What makes a physics experiment go viral?

26 Feb 2015 Tushna Commissariat

By Tushna Commissariat

Physics experiments are not normally the stuff of “viral” videos on the Internet, but that is precisely what happened when physics students at the University of Bath in the UK decided to get creative with the Leidenfrost effect. If you are a regular reader of Physics World, you may get that déjà vu feeling when you watch the video above of water droplets zipping about the “Leidenfrost maze” built by (at the time undergraduates) Carmen Cheng and Matthew Guy – but rest assured you have seen it right here on this blog in 2013 when editor Hamish Johnston wrote about it before it amassed a whopping 120,150 views on YouTube.

Indeed, the maze got so much coverage in the international media that it ended up being featured on BBC 2’s comedy panel show QI last October.
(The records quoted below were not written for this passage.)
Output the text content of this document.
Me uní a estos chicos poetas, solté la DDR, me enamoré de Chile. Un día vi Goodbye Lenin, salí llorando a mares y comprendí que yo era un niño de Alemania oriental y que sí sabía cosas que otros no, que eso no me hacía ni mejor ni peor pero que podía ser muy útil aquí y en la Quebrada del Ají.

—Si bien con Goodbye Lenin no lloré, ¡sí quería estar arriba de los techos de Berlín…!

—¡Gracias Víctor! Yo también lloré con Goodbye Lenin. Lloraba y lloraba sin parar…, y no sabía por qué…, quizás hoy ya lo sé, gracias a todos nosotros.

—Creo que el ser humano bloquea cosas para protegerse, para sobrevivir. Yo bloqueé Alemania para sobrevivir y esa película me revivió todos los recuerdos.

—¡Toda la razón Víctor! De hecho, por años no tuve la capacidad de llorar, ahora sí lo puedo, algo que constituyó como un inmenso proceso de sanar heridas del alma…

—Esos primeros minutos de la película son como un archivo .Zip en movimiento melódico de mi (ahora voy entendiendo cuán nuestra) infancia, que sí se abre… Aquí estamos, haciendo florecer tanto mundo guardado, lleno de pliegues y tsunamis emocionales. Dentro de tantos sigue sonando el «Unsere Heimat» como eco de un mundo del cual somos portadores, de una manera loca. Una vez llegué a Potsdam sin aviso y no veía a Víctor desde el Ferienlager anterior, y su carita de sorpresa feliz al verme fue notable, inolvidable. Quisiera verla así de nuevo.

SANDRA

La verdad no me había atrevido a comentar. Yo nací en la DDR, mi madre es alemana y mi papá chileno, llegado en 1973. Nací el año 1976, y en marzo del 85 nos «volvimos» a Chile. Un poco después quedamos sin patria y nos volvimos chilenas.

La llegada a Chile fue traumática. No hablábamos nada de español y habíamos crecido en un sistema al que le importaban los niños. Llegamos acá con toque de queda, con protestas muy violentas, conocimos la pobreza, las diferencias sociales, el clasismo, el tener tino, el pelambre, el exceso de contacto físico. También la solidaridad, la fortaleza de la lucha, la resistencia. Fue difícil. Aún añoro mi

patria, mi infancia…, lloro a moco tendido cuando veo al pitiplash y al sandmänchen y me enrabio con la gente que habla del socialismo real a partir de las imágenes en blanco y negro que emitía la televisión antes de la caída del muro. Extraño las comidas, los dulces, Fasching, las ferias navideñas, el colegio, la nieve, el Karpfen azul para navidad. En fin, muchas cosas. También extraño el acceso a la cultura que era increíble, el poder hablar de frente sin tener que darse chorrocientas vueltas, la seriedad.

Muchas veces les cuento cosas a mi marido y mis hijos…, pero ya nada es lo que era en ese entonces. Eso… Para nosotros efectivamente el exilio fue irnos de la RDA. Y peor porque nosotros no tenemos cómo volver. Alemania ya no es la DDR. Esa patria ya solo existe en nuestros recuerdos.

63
Host Stephen Fry actually gave a pretty neat explanation of the effect and then demonstrated how the maze works (you can take a look at the video here, but be warned – it contains adult humour).

Following the unequivocal success of their maze, the researchers have now published a paper in the European Journal of Physics, published by IOP Publishing, which also publishes physicsworld.com. The paper discusses not only their experiment, but also – indeed, mainly – the viral nature of the response to their video. The researchers point out that some of the comments on the video such as, “I feel sorry for the poor droplets” or “I can almost hear the droplets go ‘Ouch, ouch, hot, hot, ouch!’ ” were common, and that “some viewers expressed that they found the droplets cute” – the kind of feedback that most physicists are not used to receiving!